Clin Chem Lab Med. 2025 Oct 20. doi: 10.1515/cclm-2025-1032. Online ahead of print.
ABSTRACT
With the advent of flow cytometry and dedicated fluorescent dyes in the 1980s, automated reticulocyte enumeration has effectively superseded conventional manual microscopy, dramatically boosting throughput and precision while, through metrics including the immature reticulocyte fraction (IRF) and reticulocyte production index (RPI), delivering previously unattainable diagnostic resolution for anemia phenotyping, longitudinal tracking of marrow erythropoiesis, and evaluation of functional iron deficiency.

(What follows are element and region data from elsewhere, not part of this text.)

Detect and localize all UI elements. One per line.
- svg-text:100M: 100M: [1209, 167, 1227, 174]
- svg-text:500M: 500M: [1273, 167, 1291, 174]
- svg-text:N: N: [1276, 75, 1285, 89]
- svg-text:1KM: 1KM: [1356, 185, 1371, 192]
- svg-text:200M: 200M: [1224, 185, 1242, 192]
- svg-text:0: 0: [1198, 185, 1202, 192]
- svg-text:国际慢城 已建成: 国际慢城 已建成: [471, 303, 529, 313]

Yet appreciable heterogeneity in analytical principles, reagent chemistry, and calibration frameworks persists across platforms, constraining result comparability and uniform interpretation across systems. The International Council for Standardization in Haematology (ICSH) is advancing commutable reference materials built on stable cell lines or synthetic microspheres, together with globally harmonized reference intervals, to achieve interoperable performance among instruments. Concurrently, the capital expense and servicing requirements of high-end fully automated analyzers continue to be a major impediment to clinical access to automated reticulocyte testing. This narrative review focuses on the “standardization and clinical accessibility of automated reticulocyte counting,” systematically elaborating the core technical principles and characteristics of mainstream instruments, analyzing advances and challenges in standardization, and envisioning its application prospects in global clinical practice.